Playing the first leg of their quarter-final clash with Inter at home, Sir Alex would have demanded a performance worthy of the occasion – one that would give his side the confidence they would need when travelling to Italy for the second leg.
Big matches require the big names to step up and deliver. In the first leg, it was Beckham and Yorke who made the difference. Two pinpoint crosses from the right boot of Beckham, and two ruthless headers from Yorke were enough for the hosts to pick up a 2-0 win.
Inter piled on the pressure in the second leg, taking the lead on the night just after the hour mark. Continuing to grow in confidence, United fans were beginning to bite their nails as the comeback was well and truly on. However, it was that Man Utd resilience and mental strength that once again carried them through, with Scholes netting two minutes before the end to settle the tie.

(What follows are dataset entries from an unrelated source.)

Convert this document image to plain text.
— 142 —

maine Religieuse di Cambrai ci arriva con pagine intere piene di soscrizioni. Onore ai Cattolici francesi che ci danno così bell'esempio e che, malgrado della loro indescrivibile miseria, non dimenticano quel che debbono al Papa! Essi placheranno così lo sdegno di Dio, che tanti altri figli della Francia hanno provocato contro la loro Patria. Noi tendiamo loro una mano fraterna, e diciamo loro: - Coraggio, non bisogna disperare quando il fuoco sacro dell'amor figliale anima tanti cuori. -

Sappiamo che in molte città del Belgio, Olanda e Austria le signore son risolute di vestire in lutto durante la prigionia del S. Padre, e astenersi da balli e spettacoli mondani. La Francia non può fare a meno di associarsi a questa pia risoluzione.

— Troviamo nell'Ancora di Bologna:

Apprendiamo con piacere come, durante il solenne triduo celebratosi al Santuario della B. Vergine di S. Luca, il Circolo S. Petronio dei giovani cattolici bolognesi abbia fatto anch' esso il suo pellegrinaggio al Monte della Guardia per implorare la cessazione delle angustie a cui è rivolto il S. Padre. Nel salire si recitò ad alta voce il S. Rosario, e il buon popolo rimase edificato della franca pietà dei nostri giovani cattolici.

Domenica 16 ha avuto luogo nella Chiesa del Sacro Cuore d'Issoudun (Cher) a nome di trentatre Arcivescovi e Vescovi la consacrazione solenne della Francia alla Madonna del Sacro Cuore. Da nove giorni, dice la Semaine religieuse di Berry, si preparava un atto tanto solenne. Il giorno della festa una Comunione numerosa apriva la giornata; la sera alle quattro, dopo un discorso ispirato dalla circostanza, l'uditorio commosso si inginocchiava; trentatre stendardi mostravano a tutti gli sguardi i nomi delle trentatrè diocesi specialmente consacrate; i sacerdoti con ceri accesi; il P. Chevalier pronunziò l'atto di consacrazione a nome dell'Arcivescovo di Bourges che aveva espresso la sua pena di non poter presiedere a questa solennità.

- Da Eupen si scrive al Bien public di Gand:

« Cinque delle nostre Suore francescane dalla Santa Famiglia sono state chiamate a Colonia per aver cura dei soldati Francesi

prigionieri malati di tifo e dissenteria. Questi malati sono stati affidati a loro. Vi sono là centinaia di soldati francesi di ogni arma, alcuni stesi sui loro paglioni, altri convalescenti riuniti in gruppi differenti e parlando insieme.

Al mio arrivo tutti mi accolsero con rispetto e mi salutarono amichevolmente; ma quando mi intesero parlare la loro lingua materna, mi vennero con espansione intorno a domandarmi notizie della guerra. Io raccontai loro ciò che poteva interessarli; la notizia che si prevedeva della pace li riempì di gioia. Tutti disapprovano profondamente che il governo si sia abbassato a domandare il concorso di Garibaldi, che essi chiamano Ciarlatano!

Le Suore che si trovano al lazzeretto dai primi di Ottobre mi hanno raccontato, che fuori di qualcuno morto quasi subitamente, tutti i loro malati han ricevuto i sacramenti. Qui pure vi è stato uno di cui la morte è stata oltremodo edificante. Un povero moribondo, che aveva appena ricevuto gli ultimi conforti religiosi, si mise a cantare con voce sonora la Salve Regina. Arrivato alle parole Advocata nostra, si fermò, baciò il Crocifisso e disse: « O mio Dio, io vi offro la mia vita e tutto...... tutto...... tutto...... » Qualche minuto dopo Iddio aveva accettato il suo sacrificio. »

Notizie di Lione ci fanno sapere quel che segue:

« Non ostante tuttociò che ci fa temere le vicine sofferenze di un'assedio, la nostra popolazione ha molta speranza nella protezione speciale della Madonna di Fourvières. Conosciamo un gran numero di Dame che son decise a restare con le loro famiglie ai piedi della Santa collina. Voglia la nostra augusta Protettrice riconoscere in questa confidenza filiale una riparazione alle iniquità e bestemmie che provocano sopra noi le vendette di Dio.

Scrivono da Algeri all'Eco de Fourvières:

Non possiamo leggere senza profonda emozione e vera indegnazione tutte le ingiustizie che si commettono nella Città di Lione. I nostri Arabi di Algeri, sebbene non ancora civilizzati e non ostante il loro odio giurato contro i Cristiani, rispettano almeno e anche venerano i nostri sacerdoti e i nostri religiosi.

As far as Man Utd were concerned, it was one Italian opposition down, but another one to go as they were drawn against Juventus.
Antonio Conte did exactly what Inter couldn’t do – he gave the Bianconeri the lead on the night and on aggregate at Old Trafford. However, United kept pushing, searching for a morale-boosting equaliser. And it came in the final seconds of the game through Giggs as he rifled the ball home.
By now, it had become abundantly clear that no matter how well or poorly United played during a game, you could simply never write them off.
But this was only the beginning of the drama in this tie for United.
Juventus came flying out of the blocks in the second leg, with Filippo Inzaghi netting twice inside the opening 11 minutes to put his side in the driving seat and seemingly on their way to the final. But a truly remarkable – and somewhat under-appreciated – comeback was staged by Sir Alex’s men.
Roy Keane came up with a captain’s contribution to make it 2-1, before Yorke put United in the lead on aggregate after he found the net ten minutes before half time as the Red Devils turned on the style.
Cole sealed the win late on to send Man Utd through to the final, where another encounter with Bayern Munich awaited them….
It was a long road to Barcelona.
Comebacks. World class opponents. Late drama. You name it, Man Utd overcame countless challenges and obstacles on their way to the final. But they had made it, and they were just one win away from claiming the treble.
However, the Red Devils got off to the worst possible start, as Mario Basler struck direct from a free-kick with just over five minutes on the clock. Both sides had chances to score as the game progressed, with United notably being saved by the woodwork.
Time was running out fast though for the English side. Fans were desperate for a moment of quality, a slip, a mistake – anything.
With 91 minutes on the clock, United earned themselves a corner, which was sent straight into the middle. Yorke tried to throw himself at it, before it came out to Giggs who swiped at it but as it came back into the area, Teddy Sheringham reacted quickest to divert the ball into the bottom corner.
Was it the cleanest of connections? No, not at all.
Did Sheringham care – even one bit? No, not at all.
But this was a United team that wouldn’t just settle for grabbing an equaliser, they would push for the winner. And this is exactly what they did.
With seconds of the three additional minutes remaining, another cross from a corner came into the box, which Sheringham flicked on at the near post.
They call Ole Gunnar Solskjaer ‘the baby-faced assassin’ for a reason, and his nickname couldn’t be more applicable here, as the now-United boss showed his striking instincts by sticking out a leg to flick the ball home from close range to deliver one of the most dramatic and memorable finales to a Champions League final.
The final has, understandably, dominated the headlines even as the years have progressed considering the events that unfolded, but United’s whole 1998/99 Champions League campaign was nothing short of sensational – from start to finish.